I’m not saying that all men who have such problems in their families should be rejected, but I don’t think by just asking people around solves the problem.
Amorelicious + pinkie
thanks both for sharing your opinions..
==========
UAE Belle — >
first, i respect your perspective..but i hope i can change it ;oP
what you said is totally true..
but it isnt his fault..
when parents make mistakes, the children are always the victims..
why shoud his kids pay for his bad deeds..
put your self in the man’s shoe.. how would you feel
in our days many religious ppl have bad parrents
the norms are changeing,, i have a bearded friend his mum doesnt wear hijab and wears pretty bad stuff,, may Allah make this brother firm on his deen
say if your parrents were drug addicts,, how would that be??
as long as the person himself is strong in deen and we know for sure from the thahir then it should be okkay
Interesting ..
I think it really depends on how we see the issue
there is a difference between was and is
“when parents make mistakes, the children are always the victims..
why shoud his kids pay for his bad deeds..”
And why should you pay for the man’s psychological or whatever problems he has because of his parents??
UAE Belle –> the man may have no problems at all..
except for the fact that his father isn’t good..

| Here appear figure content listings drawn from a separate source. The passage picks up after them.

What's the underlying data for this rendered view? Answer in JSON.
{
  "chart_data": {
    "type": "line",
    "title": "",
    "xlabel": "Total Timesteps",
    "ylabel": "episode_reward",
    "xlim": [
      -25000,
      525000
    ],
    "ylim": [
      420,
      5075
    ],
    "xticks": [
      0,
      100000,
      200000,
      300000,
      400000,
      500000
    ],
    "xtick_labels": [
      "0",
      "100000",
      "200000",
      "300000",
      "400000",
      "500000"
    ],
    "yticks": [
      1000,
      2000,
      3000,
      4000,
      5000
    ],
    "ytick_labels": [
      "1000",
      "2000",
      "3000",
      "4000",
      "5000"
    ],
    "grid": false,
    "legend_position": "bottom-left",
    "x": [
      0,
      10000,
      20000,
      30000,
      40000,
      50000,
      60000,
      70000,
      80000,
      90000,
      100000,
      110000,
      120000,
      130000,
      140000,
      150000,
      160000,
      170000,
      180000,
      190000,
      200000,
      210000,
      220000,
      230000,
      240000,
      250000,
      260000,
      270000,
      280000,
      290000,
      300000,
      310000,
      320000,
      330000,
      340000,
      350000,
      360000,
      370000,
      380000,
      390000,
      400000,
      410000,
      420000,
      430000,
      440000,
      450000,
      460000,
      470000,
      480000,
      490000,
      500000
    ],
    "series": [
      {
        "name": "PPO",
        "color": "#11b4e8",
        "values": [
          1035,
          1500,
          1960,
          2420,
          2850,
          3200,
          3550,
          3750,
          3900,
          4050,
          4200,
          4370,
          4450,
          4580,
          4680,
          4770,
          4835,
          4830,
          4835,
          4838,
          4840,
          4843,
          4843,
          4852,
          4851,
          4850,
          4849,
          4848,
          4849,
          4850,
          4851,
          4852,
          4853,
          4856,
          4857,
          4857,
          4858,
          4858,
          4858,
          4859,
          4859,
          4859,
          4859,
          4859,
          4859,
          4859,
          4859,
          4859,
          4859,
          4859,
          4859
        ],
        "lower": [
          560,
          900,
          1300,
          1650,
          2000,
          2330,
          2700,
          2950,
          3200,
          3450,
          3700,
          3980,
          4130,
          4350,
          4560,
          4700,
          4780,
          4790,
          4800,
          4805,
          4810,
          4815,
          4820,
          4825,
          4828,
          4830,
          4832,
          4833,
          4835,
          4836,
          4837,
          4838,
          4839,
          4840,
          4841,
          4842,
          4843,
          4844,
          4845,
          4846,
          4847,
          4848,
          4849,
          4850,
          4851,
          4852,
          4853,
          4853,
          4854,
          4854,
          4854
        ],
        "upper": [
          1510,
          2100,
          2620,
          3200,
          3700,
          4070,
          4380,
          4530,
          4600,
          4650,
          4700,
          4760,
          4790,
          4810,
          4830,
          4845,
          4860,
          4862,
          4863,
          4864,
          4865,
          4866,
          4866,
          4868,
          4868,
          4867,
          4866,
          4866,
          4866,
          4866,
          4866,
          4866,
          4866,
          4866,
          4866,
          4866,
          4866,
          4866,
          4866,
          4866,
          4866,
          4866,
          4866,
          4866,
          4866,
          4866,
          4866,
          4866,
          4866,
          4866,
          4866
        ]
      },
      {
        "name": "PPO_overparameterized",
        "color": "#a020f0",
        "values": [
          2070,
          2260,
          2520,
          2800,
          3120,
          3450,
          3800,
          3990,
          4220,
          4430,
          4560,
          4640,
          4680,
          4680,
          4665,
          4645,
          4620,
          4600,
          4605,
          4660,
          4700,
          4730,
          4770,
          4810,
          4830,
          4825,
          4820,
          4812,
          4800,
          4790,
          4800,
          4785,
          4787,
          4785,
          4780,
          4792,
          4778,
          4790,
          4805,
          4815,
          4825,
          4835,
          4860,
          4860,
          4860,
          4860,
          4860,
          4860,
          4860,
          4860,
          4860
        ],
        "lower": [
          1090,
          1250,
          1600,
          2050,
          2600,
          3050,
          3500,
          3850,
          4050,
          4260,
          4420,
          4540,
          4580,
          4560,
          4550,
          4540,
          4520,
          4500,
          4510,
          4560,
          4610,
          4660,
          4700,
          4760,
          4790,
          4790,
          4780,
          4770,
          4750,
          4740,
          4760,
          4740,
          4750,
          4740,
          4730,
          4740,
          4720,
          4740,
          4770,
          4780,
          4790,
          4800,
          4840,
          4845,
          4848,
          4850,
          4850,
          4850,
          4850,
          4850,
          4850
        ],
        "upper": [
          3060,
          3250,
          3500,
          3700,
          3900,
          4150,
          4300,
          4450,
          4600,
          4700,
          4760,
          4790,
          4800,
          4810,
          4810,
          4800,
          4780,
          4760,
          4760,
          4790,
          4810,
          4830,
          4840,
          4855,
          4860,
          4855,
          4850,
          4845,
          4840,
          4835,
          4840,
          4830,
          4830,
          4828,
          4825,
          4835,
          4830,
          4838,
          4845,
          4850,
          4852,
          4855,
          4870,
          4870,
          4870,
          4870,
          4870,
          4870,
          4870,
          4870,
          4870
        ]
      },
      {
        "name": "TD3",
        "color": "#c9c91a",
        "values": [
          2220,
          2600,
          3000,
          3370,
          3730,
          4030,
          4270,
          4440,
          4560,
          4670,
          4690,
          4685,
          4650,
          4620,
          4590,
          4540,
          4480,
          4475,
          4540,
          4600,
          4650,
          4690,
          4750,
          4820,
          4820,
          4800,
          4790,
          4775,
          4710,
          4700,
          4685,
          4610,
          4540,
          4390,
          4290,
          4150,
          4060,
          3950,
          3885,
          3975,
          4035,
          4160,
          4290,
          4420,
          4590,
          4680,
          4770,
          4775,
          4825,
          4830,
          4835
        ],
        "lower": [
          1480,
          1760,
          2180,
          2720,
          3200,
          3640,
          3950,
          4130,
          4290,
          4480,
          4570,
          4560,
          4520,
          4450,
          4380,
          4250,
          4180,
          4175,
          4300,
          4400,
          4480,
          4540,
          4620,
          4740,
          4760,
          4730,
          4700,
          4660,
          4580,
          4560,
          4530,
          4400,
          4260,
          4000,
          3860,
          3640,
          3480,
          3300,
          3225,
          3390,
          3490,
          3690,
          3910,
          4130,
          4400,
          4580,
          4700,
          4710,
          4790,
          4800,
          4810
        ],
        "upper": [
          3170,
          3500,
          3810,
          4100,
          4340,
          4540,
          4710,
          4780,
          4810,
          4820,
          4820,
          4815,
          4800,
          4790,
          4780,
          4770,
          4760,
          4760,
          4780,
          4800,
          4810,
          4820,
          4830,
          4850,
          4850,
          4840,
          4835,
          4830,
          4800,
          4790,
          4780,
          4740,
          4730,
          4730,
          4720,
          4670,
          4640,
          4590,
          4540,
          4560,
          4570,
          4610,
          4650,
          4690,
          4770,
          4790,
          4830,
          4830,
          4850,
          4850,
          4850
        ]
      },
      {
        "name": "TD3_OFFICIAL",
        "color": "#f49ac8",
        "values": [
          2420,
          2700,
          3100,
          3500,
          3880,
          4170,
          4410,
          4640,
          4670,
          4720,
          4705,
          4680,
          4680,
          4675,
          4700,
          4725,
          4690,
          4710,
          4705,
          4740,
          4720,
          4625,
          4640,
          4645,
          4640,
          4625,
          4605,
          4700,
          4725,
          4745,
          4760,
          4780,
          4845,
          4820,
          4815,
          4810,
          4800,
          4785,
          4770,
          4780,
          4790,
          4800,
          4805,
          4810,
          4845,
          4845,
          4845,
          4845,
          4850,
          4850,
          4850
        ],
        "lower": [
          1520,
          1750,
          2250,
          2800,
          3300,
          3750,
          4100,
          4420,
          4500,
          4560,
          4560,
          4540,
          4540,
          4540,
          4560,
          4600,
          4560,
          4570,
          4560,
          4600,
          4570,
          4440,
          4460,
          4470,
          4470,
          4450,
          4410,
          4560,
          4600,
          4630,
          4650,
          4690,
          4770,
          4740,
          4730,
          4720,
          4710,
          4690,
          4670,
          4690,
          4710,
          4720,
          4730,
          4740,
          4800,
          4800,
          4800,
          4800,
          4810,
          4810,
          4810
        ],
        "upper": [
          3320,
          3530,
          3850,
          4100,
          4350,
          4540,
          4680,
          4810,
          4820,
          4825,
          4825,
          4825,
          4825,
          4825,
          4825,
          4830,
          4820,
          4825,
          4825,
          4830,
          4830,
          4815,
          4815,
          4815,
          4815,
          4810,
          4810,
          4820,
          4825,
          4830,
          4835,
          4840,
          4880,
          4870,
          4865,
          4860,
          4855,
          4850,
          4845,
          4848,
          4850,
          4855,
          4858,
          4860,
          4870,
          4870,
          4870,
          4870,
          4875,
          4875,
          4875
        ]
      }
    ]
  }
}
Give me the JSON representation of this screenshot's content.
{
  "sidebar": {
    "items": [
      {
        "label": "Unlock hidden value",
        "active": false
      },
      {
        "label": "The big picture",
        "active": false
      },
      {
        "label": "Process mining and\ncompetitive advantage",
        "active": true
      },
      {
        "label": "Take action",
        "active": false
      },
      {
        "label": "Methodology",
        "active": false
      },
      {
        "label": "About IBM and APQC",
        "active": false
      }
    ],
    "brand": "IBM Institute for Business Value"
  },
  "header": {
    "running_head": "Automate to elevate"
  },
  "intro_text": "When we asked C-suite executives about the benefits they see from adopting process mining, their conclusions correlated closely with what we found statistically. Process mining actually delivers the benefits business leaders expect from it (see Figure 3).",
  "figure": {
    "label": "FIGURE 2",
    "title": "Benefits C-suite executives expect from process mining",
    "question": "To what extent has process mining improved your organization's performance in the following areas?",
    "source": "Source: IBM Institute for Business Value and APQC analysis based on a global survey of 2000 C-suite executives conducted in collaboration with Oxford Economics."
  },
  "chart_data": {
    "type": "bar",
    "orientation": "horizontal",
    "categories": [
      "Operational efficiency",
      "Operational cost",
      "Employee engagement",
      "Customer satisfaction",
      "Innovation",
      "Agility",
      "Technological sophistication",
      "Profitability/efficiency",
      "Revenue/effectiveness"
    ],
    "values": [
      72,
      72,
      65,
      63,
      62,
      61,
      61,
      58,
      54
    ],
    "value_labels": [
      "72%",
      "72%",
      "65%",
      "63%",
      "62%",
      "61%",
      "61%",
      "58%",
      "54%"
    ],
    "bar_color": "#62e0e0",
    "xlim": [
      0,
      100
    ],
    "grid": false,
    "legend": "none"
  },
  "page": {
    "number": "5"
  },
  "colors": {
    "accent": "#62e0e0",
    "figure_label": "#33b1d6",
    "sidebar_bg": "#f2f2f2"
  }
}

LoL.. How would you know that he doesnt have any problems..? Just asking about him is not enough. You said it yourself.. “the man MAY have no problems at all”.. Would you take the risk? Would you get married thinking that he’s a good man then suddenly he would be acting violently for instance?
UAE Belle –> well your point is clear..
actually.. you can know him during the khutooba..
:) he can come sit w/ u and the family.. and u can know him better by time..
unfortunately.. not all ppl accept this..
Yeah I wanted to reach to that point. Not all families allow the 5u6oobah period to be an open period where you can know your fiancee better.